Mammoth being the operative word here, for New York is as dense and diverse a city, as it is chaotic, exotic and simply brilliant, and this is resolutely pronounced in The New York Nobody Knows – Walking 6,000 Miles in the City’s Introduction: ”There are too many ways to analyse the city of New York. One approach is to use its geographical division into boroughs and neighbourhoods and carefully examine each of them. Another approach is to think of the city in terms of categories – Asians, whites, New Yorkers, Brooklynites, organizations, small stores, sports, seniors, children. The city can also be evaluated in terms of issues – immigration, gentrification, crime, and education. Yet another method is to look at New York City as a patchwork of physical spaces. These include streets, buildings, walls, statues, playgrounds, and memorials. All of these lines of inquiry are employed in this book, because each one helps us to better comprehend this complex metropolis.”

Halfway through this book, one does inadvertently find oneself coming to terms with and comprehending New York City in such a way that might not otherwise be possible via other publications. For how else might one find oneself in such a similarly, quixotic and dare I say it, prized persuasion?

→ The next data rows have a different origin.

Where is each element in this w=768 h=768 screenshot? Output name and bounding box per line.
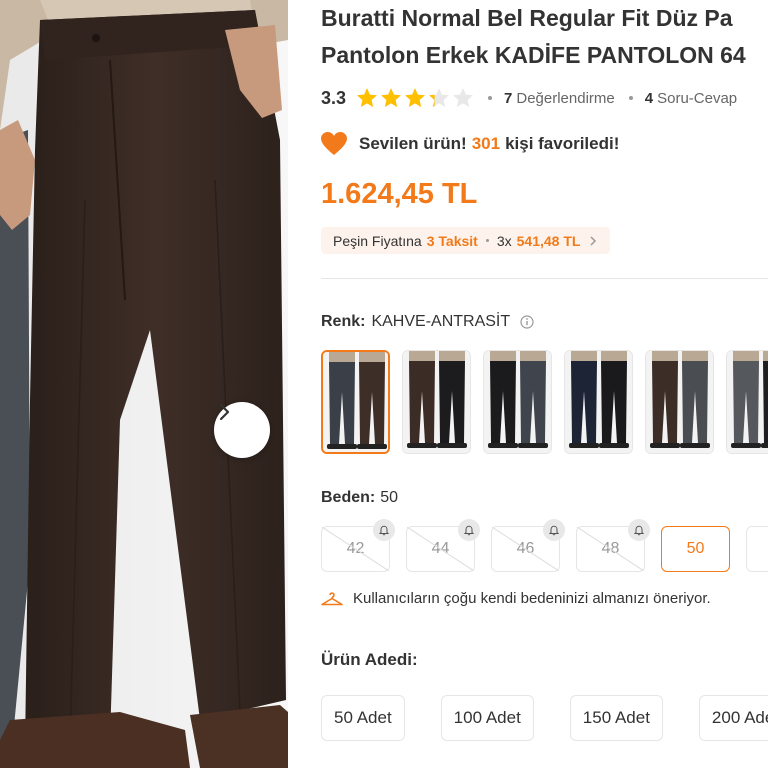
review-count[interactable]: 7	[504, 90, 512, 107]
star-icon	[357, 88, 377, 108]
product-price: 1.624,45 TL	[321, 178, 478, 210]
color-swatch-gri-siyah[interactable]	[726, 350, 768, 454]
bell-icon[interactable]	[543, 519, 565, 541]
star-icon	[405, 88, 425, 108]
next-image-button[interactable]	[214, 402, 270, 458]
installment-multiplier: 3x	[496, 232, 512, 249]
color-swatch-siyah-antrasit[interactable]	[483, 350, 552, 454]
selected-size: 50	[380, 489, 399, 506]
rating-stars[interactable]	[356, 87, 474, 109]
chevron-right-icon	[590, 235, 597, 246]
bell-icon[interactable]	[373, 519, 395, 541]
rating-score: 3.3	[321, 87, 347, 108]
size-advice: Kullanıcıların çoğu kendi bedeninizi alm…	[321, 590, 711, 607]
product-photo	[0, 0, 288, 768]
quantity-label: Ürün Adedi:	[321, 650, 418, 669]
size-option-42[interactable]: 42	[321, 519, 395, 572]
installment-amount: 541,48 TL	[516, 232, 581, 249]
qa-link[interactable]: Soru-Cevap	[657, 90, 737, 107]
rating-row: 3.3 7 Değerlendirme 4 Soru-Cevap	[321, 86, 751, 110]
size-option-48[interactable]: 48	[576, 519, 650, 572]
bell-icon[interactable]	[628, 519, 650, 541]
quantity-option-50[interactable]: 50 Adet	[321, 695, 405, 741]
size-option-52[interactable]: 52	[746, 526, 768, 572]
swatch-thumbnail	[565, 351, 632, 453]
size-option-44[interactable]: 44	[406, 519, 480, 572]
reviews-link[interactable]: Değerlendirme	[516, 90, 614, 107]
quantity-option-200[interactable]: 200 Adet	[698, 695, 768, 741]
favorite-count: 301	[471, 134, 501, 153]
swatch-thumbnail	[727, 351, 768, 453]
info-icon[interactable]	[520, 315, 534, 329]
selected-color: KAHVE-ANTRASİT	[371, 313, 511, 330]
divider	[321, 278, 768, 279]
installment-taksit: 3 Taksit	[426, 232, 478, 249]
size-options: 42444648 50 52	[321, 519, 768, 572]
star-icon	[381, 88, 401, 108]
quantity-options: 50 Adet 100 Adet 150 Adet 200 Adet	[321, 695, 768, 741]
quantity-option-150[interactable]: 150 Adet	[569, 695, 663, 741]
size-option-46[interactable]: 46	[491, 519, 565, 572]
brand-link[interactable]: Buratti	[321, 5, 395, 31]
swatch-thumbnail	[323, 352, 388, 452]
qa-count[interactable]: 4	[645, 90, 653, 107]
swatch-thumbnail	[646, 351, 713, 453]
chevron-right-icon	[219, 403, 230, 421]
product-image-gallery[interactable]	[0, 0, 288, 768]
color-label: Renk:	[321, 313, 366, 330]
bell-icon[interactable]	[458, 519, 480, 541]
size-label: Beden:	[321, 489, 376, 506]
color-swatch-kahve-siyah[interactable]	[402, 350, 471, 454]
size-label-row: Beden: 50	[321, 489, 398, 507]
color-label-row: Renk: KAHVE-ANTRASİT	[321, 313, 534, 331]
separator-dot	[488, 96, 493, 100]
installment-badge[interactable]: Peşin Fiyatına 3 Taksit 3x 541,48 TL	[321, 227, 611, 254]
color-swatch-antrasit-kahve[interactable]	[321, 350, 390, 454]
hanger-icon	[321, 591, 343, 605]
product-title-line2: Pantolon Erkek KADİFE PANTOLON 64	[321, 42, 746, 68]
color-swatch-lacivert-siyah[interactable]	[564, 350, 633, 454]
color-swatches	[321, 350, 768, 454]
favorite-suffix: kişi favoriledi!	[505, 134, 620, 153]
favorite-banner: Sevilen ürün! 301 kişi favoriledi!	[321, 131, 619, 157]
size-advice-text: Kullanıcıların çoğu kendi bedeninizi alm…	[353, 590, 711, 607]
size-option-label: 50	[686, 540, 705, 557]
size-option-50[interactable]: 50	[661, 526, 730, 572]
swatch-thumbnail	[403, 351, 470, 453]
color-swatch-kahve-gri[interactable]	[645, 350, 714, 454]
star-icon	[429, 88, 449, 108]
separator-dot	[628, 96, 633, 100]
star-icon	[453, 88, 473, 108]
quantity-option-100[interactable]: 100 Adet	[440, 695, 534, 741]
favorite-prefix: Sevilen ürün!	[359, 134, 467, 153]
product-title: Buratti Normal Bel Regular Fit Düz Pa Pa…	[321, 0, 768, 74]
swatch-thumbnail	[484, 351, 551, 453]
product-title-line1: Normal Bel Regular Fit Düz Pa	[401, 5, 733, 31]
separator-dot	[485, 239, 489, 242]
heart-icon	[321, 132, 347, 155]
installment-label: Peşin Fiyatına	[333, 232, 422, 249]
product-info-panel: Buratti Normal Bel Regular Fit Düz Pa Pa…	[321, 0, 768, 768]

As Phillip Lopate, author of Waterfront: A Walk Around Manhattan is quoted as saying: ”Helmreich has walked everywhere and read everything pertinent on New York, and has many astute observations about both the essential spirit of the Big Apple and its rapid changes.”

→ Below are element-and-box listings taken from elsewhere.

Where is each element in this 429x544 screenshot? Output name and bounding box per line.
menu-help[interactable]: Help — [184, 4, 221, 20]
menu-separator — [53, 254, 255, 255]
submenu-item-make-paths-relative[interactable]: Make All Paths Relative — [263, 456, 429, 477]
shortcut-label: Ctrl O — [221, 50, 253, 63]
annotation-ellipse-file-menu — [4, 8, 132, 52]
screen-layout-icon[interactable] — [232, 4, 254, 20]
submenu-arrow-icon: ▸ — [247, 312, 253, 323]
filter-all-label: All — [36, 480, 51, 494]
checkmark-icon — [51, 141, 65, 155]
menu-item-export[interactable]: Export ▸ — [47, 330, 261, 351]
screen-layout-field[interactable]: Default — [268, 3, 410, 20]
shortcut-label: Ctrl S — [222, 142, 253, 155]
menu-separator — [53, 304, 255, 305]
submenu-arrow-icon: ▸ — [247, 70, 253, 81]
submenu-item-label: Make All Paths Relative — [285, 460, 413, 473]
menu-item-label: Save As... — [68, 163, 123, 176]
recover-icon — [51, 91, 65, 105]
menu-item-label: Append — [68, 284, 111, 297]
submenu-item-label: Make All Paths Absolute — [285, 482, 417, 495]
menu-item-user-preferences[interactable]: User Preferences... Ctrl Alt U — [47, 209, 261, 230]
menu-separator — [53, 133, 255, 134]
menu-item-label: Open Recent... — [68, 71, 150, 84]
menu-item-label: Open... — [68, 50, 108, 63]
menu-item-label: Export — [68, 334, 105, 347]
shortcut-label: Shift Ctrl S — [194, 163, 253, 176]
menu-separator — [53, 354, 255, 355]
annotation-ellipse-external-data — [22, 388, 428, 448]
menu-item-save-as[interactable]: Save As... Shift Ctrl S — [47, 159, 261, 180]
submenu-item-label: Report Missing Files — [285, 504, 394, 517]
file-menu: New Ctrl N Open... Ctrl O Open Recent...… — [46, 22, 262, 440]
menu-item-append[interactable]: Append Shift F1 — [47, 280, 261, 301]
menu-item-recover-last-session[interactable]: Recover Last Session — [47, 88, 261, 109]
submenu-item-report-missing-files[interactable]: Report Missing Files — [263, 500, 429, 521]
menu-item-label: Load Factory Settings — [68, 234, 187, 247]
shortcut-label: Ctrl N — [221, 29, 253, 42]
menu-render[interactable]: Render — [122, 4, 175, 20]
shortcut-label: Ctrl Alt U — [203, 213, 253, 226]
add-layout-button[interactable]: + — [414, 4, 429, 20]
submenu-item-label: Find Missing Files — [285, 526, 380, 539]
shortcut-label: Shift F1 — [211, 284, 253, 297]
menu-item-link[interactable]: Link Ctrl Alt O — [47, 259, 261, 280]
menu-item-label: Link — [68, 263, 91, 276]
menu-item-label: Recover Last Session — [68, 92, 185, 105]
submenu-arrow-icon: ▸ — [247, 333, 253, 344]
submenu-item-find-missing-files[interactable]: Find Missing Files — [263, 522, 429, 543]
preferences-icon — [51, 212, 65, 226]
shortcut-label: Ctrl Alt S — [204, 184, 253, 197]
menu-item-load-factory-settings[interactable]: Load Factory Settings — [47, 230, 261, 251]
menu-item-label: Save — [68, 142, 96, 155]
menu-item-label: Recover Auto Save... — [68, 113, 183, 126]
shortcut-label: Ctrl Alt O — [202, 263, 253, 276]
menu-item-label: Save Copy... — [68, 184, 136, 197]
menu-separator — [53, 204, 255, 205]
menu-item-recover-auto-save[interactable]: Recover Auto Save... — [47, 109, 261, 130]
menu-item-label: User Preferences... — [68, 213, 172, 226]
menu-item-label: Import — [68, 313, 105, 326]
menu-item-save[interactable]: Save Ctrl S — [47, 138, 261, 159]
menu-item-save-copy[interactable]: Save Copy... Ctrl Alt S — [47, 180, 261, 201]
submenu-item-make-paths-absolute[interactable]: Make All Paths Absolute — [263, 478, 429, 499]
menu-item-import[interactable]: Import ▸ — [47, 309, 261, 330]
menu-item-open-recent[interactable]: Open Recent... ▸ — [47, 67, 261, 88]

Along with topographical and infrastructure changes, it’s New York’s inexorable social changes that ultimately account for it’s magnetic allure and accountability; segments of which are touched on in chapter two (‘Selling Hot Dogs, Planting Flowers, and Living the Dream – The Newcomers‘): ”[…] groups are aware of their past differences but may wish to seize a fortuitous opportunity to try to repair them. And in that sense the city becomes a hothouse laboratory for conflict resolution, demonstrating that in another context warring groups can live together in harmony. It’s a view that reinforces the most optimistic hopes of the immigrants – namely, that they can leave their age-old conflicts behind them and start over again. Whatever the individual motivations, by the time second-generation immigrants have reached adulthood, they have been here for most of their lives, and cannot relate to conflicts with which they have no real familiarity. At the same time, if group members are taught prejudice, it may take hold.”

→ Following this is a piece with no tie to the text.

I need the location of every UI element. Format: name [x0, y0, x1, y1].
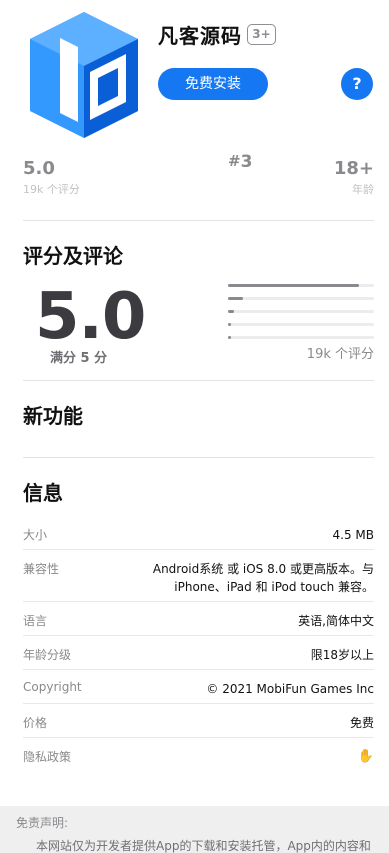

Such clear-cut analysis, surely warrants another book in its own right?

Returning to the book in hand however, my one and only gripe is that I wish the collection of twenty-nine, black and white photographs appeared in the book as they were written about, rather than merely being placed together in its centre. As by the time one stumbles upon them, it’s all to easy to forget what they’re in reference to.

But other than that, The New York Nobody Knows really does (socially) traverse the New York nobody knows; while in so doing, invariably opening a menagerie of colourful doors I suspect most people didn’t even know existed. Myself wholeheartedly included.